SD di Tegal Terpaksa Ditutup Lagi Gara-Gara Ada Siswa Positif COVID-19
Nasional
Sekolah di Tengah Corona

Menurut Kepala Dinas Kesehatan Kabupaten Tegal, dr Hendadi Setiadji, aktivitas di sekolah tersebut dihentikan untuk sementara. Adapun aktivitas pembelajaran digantikan dengan menggunakan metode online

WowKeren - Sebuah sekolah dasar (SD) di Kabupaten Tegal, Jawa Tengah, terpaksa ditutup kembali usai sempat menerapkan pembelajaran tatap muka di tengah pandemi corona. Pasalnya, salah seorang siswa di SD di Kecamatan Pangkah tersebut diketahui positif terjangkit virus corona (COVID-19).

Menurut Kepala Dinas Kesehatan Kabupaten Tegal, dr Hendadi Setiadji, aktivitas di sekolah tersebut dihentikan untuk sementara. Adapun aktivitas pembelajaran digantikan dengan menggunakan metode online.

"Aktivitas di sekolah sementara ditutup," ungkap Hendadi dilansir Kompas.com pada Rabu (5/8). "Dilanjutkan dengan daring."

Lebih lanjut, Hendadi pun mengungkapkan bahwa sejumlah siswa dan guru yang pernah melakukan kontak erat dengan pasien positif COVID-19 tersebut juga telah menjalani swab test. "Pengambilan swab kontak eratnya pada 30 Juli.

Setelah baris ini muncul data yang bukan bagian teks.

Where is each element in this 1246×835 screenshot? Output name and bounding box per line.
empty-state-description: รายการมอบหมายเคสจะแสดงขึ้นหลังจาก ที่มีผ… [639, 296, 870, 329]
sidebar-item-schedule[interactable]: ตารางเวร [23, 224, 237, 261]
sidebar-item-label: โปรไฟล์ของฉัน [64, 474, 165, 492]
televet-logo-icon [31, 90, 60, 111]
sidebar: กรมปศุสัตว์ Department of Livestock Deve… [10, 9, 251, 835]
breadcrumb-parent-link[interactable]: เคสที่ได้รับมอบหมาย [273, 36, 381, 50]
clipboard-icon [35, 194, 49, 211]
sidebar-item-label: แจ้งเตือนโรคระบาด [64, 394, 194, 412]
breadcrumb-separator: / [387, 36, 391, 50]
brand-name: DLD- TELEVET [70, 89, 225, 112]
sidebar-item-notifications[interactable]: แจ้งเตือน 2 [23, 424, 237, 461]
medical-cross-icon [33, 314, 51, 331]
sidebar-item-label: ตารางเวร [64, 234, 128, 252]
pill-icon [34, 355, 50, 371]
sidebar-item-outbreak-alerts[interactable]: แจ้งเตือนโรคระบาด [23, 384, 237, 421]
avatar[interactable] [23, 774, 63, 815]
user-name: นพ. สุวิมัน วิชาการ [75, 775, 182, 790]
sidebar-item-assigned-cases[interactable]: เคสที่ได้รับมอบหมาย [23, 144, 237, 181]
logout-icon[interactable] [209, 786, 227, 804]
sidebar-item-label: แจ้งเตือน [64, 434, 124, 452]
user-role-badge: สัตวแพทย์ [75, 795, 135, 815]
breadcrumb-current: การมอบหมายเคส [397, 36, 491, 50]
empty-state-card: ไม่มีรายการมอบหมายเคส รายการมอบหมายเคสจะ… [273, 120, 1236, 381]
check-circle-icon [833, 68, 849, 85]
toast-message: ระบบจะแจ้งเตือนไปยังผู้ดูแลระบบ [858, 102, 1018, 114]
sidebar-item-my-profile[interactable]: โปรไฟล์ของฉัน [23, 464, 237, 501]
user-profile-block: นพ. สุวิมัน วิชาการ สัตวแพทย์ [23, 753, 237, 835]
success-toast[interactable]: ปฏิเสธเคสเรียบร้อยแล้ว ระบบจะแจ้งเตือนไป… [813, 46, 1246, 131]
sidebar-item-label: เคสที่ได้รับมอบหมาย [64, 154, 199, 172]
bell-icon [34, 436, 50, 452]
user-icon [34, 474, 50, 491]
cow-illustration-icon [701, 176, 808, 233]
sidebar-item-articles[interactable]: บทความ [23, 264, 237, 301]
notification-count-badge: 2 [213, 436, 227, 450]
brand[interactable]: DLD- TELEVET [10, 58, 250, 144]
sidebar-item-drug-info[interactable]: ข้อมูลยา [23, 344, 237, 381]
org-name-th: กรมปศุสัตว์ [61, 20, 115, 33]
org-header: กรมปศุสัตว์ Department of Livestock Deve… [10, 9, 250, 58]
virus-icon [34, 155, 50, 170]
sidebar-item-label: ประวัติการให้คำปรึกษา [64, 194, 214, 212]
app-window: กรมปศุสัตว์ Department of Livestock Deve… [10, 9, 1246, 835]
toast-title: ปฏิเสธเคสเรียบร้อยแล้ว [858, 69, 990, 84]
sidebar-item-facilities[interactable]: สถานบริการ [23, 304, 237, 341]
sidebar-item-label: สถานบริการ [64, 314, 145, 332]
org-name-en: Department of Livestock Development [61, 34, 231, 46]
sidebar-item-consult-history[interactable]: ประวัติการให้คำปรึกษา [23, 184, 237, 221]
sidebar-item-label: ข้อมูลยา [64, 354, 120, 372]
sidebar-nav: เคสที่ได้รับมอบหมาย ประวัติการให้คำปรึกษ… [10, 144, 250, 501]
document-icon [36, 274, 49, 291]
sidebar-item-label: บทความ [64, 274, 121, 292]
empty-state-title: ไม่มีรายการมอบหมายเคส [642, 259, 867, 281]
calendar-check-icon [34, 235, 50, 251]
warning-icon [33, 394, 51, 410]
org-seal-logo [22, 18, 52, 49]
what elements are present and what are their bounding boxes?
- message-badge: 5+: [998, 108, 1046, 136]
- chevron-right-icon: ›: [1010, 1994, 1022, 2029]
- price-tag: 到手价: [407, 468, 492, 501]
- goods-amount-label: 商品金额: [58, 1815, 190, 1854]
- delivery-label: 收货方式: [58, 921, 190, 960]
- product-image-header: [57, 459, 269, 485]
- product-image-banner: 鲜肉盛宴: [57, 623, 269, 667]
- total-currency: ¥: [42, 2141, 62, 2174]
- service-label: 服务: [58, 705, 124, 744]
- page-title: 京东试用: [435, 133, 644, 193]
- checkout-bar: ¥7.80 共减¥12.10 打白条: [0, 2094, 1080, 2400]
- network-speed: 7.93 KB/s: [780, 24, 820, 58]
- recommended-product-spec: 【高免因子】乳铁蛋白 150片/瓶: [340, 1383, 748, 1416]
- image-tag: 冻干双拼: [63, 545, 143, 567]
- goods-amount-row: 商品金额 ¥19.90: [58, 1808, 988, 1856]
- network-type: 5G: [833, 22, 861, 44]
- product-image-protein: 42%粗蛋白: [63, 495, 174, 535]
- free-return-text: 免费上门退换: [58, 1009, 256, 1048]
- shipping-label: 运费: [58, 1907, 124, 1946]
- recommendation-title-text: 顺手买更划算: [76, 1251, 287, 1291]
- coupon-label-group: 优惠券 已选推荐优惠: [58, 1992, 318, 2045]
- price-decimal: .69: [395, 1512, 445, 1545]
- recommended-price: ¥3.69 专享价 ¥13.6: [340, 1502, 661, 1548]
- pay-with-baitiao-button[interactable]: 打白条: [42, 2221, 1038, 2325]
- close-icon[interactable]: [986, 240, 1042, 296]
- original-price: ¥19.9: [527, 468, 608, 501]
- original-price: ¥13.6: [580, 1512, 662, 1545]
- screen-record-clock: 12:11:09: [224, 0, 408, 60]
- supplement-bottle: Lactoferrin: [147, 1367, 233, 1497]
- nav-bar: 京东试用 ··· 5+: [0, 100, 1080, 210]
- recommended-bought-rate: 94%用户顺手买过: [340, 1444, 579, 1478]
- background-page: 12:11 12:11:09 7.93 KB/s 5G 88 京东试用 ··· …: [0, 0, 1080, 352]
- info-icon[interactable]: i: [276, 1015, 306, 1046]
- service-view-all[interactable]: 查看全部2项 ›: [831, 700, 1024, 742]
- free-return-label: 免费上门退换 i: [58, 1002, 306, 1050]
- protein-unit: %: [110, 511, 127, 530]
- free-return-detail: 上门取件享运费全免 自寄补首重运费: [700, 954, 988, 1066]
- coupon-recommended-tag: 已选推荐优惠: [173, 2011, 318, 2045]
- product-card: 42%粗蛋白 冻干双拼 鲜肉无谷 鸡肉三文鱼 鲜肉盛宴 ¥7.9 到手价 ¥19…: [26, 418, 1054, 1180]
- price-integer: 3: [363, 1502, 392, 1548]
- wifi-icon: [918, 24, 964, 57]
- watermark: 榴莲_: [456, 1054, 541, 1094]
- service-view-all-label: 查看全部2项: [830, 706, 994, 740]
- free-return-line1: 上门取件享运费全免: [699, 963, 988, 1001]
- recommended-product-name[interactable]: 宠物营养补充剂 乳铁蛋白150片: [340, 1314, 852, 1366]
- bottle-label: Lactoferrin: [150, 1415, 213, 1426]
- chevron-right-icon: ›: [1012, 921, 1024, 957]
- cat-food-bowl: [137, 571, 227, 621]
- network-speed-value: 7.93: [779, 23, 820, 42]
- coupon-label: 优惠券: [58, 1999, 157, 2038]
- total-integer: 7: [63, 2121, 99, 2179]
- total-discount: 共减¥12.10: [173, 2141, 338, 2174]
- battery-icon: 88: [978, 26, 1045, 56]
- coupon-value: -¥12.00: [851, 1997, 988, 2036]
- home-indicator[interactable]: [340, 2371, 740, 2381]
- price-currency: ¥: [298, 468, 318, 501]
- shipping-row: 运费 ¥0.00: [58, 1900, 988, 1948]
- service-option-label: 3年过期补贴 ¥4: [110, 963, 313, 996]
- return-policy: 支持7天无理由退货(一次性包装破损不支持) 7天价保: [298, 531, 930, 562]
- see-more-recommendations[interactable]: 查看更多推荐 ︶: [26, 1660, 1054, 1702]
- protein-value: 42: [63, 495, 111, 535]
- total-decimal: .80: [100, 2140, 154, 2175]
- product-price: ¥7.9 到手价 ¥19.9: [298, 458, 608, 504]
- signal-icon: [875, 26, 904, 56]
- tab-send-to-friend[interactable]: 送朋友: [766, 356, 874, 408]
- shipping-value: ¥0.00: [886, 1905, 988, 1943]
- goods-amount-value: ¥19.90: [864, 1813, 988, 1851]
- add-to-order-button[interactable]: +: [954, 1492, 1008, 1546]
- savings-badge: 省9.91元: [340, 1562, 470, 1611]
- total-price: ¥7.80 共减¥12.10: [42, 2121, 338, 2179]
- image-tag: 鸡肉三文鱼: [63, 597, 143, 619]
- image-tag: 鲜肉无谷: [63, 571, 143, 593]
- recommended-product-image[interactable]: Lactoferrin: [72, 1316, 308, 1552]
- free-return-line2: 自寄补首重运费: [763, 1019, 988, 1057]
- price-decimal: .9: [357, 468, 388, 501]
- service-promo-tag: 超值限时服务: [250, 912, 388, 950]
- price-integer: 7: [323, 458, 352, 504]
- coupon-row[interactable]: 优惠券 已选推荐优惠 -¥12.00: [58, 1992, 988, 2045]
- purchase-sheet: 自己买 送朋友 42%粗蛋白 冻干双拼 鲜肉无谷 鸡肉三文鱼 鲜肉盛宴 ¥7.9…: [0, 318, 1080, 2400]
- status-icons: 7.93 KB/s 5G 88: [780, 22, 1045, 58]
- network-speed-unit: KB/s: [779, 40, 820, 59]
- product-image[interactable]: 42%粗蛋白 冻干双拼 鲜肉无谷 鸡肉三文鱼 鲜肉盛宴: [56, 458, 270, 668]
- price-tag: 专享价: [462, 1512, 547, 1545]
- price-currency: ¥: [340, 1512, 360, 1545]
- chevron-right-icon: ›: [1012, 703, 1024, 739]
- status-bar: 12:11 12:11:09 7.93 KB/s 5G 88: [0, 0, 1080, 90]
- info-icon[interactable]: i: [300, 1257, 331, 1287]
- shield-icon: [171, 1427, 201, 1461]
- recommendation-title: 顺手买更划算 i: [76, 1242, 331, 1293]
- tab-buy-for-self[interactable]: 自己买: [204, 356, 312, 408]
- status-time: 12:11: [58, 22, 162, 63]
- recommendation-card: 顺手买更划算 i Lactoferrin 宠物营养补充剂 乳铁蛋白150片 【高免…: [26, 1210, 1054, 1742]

Kita masih menunggu hasilnya dalam beberapa hari ke depan," ujar Hendadi.


Apabila nantinya swab test para siswa dan guru tersebut menunjukkan hasil negatif, maka kemungkinan sekolah akan segera kembali dibuka. Hendadi juga menyatakan bahwa pihaknya akan berkoordinasi dengan Dinas Pendidikan.

"Setelah hasil swab keluar, selanjutnya kami akan kembali koordinasi dengan Dinas Pendidikan untuk langkah selanjutnya," tuutr Hendadi. "Apakah nanti akan dibuka kembali sekolah atau bagaimana."

Di sisi lain, siswa SD di Tegal yang dinyatakan positif COVID-19 itu disebut berinisial Z. Siswa tersebut tidak mengeluhkan gejala dan kini tengah menjalani isolasi mandiri di kediamannya di Kecamatan Pangkah, Kabupaten Tegal.

Adapun Z diduga tertular dari kakeknya yang juga positif COVID- 19. Menurut Juru Bicara Satuan Tugas Percepatan Penanganan COVID-19 Kabupaten Tegal dr. Joko Wantoro, kakek Z masih dirawat di rumah sakit Dr Soeselo Slawi. "Kakeknya sebelumnya pulang dari Jakarta sebagai sopir bajaj," terang Joko.

Menurut Joko, Z sempat mengikuti pembelajaran tatap muka di sekolah beberapa sebelum diperiksa. Setelah hasil swab test keluar dan Z dinyatakan positif COVID-19, siswa tersebut diminta isolasi mandiri di rumah.